James trat zögernd in den Raum. Plötzlich bedauerte er, auf dem Weg nicht ein paar Blumen oder eine Schachtel Pralinen besorgt zu haben.
»Tut mir leid, ich habe dir gar nichts mitgebracht. Ich hatte es so eilig, hierherzukommen.«
»Tatsächlich?«, fragte sie sarkastisch, dabei sah sie ihm direkt in die Augen.
Nach einem langen Blick auf die Frau in dem sterilen Krankenhausbett wusste James mit absoluter Sicherheit, dass er wirklich Katie Garcia vor sich hatte. Das Leben
hatte es nicht gut mit ihr gemeint, sie wirkte verhärmt und vorzeitig gealtert, aber die großen Augen, die jetzt auf ihm ruhten, schienen noch immer bis auf den Grund seines Herzens blicken zu können. Auch die herzförmigen Lippen erkannte er sofort wieder. Sie waren schmaler geworden und von kleinen Fältchen umgeben, gehörten aber unzweifelhaft Katie Garcia.
»Katie, als Erstes möchte ich dir sagen, dass es mir entsetzlich leidtut, was du meinetwegen alles hast durchmachen müssen«, begann er stockend.
»Das kommt ein bisschen spät, meinst du nicht, James?« Die Verbitterung und Resignation in ihrer Stimme schnitt James ins Herz.
»Kathleen…«, flüsterte er hilflos. Er wusste nicht mehr weiter.

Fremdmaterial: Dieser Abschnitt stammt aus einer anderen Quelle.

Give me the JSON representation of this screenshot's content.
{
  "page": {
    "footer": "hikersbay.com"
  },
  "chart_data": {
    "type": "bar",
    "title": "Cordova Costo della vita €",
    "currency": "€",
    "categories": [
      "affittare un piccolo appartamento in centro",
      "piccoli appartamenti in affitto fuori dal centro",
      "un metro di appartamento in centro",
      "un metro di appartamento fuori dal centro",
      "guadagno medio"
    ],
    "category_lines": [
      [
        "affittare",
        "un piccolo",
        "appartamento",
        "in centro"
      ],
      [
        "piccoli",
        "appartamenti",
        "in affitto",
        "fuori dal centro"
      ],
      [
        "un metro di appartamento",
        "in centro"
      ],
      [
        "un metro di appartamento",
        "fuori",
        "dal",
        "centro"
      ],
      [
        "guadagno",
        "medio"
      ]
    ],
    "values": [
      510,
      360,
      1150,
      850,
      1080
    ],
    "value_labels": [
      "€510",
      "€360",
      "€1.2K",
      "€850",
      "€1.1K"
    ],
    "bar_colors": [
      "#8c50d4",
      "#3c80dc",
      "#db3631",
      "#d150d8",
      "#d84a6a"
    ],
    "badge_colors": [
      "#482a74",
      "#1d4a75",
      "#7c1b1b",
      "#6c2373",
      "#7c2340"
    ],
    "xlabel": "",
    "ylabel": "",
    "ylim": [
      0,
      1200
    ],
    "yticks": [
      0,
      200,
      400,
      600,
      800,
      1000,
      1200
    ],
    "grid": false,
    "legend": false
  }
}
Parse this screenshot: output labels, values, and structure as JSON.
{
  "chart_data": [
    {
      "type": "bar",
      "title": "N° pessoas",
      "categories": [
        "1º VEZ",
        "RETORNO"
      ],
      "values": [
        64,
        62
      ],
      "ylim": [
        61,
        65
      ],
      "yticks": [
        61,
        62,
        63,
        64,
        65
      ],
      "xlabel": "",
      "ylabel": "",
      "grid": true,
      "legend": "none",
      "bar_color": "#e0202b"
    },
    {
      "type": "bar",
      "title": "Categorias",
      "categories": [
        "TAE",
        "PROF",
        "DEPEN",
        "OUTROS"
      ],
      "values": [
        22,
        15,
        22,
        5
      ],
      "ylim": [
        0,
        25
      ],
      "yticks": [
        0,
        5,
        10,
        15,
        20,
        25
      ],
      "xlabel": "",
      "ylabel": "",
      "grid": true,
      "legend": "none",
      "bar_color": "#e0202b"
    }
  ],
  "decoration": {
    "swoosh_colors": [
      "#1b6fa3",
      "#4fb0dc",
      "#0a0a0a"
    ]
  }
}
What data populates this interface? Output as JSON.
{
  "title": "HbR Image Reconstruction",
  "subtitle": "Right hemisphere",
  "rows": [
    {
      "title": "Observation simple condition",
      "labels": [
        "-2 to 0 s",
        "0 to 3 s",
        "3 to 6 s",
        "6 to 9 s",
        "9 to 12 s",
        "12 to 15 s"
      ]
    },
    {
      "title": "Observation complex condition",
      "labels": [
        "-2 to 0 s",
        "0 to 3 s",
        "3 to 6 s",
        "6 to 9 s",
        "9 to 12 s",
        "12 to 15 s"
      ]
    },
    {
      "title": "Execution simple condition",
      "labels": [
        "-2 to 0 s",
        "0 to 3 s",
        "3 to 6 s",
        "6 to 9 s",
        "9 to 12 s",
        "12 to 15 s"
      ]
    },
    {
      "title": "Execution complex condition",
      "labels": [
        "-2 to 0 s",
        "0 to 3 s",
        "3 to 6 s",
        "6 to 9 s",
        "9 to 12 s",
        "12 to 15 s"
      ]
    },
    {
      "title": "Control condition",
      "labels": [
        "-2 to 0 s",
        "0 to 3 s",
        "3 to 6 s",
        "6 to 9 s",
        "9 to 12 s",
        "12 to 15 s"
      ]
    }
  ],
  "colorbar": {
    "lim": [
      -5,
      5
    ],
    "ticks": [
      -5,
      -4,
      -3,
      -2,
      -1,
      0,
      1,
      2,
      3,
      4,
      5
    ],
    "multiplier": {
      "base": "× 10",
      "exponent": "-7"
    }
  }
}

Sie senkte die Lider und betrachtete ihre Hände auf der Bettdecke. Irgendwann im Lauf der Nacht hatte die Schwester sie wieder an den Tropf angeschlossen, stellte sie ohne jedwedes Interesse fest. »Ich weiß, ich weiß, es tut dir leid. Verrate mir nur eines, James. Wie konntest du deine Zustimmung zu dieser Heirat geben? Weißt du, gegen wie viele Naturgesetze eine solche Verbindung verstößt?«
»Das ist es ja gerade, Katie. Ich hatte keine Ahnung, dass Samantha meine Tochter sein könnte. Erstens nannte sie sich White und nicht Garcia, und zweitens wusste ich nicht, dass du damals ein Kind von mir erwartet hast.«
Katies Kopf fuhr hoch, ihre Züge verzerrten sich zu einer Grimasse. »Lüg mich nicht an, James! Hast du mir nicht schon genug angetan? Warum willst du mich jetzt noch weiter quälen? Habe ich nicht alles getan, was du
wolltest? Habe ich dich nicht all diese Jahre in Ruhe gelassen?«
»Aber Katie, das Letzte, was ich will, ist dir wehzutun. Ich lüge nicht, das schwöre ich dir beim Grab meines Vaters. Ich war vollkommen ahnungslos. Woher hätte ich denn wissen sollen, dass du von mir schwanger warst?«
Kathleen brach in Tränen aus. »Du wusstest es. Natürlich wusstest du es. Ich habe dir geschrieben. Du hast mir geantwortet. Warum bist du so grausam? Ich stehe das alles nicht noch einmal durch!«
»Wovon redest du eigentlich? Wann hast du mir geschrieben?« James’ Verwirrung wuchs.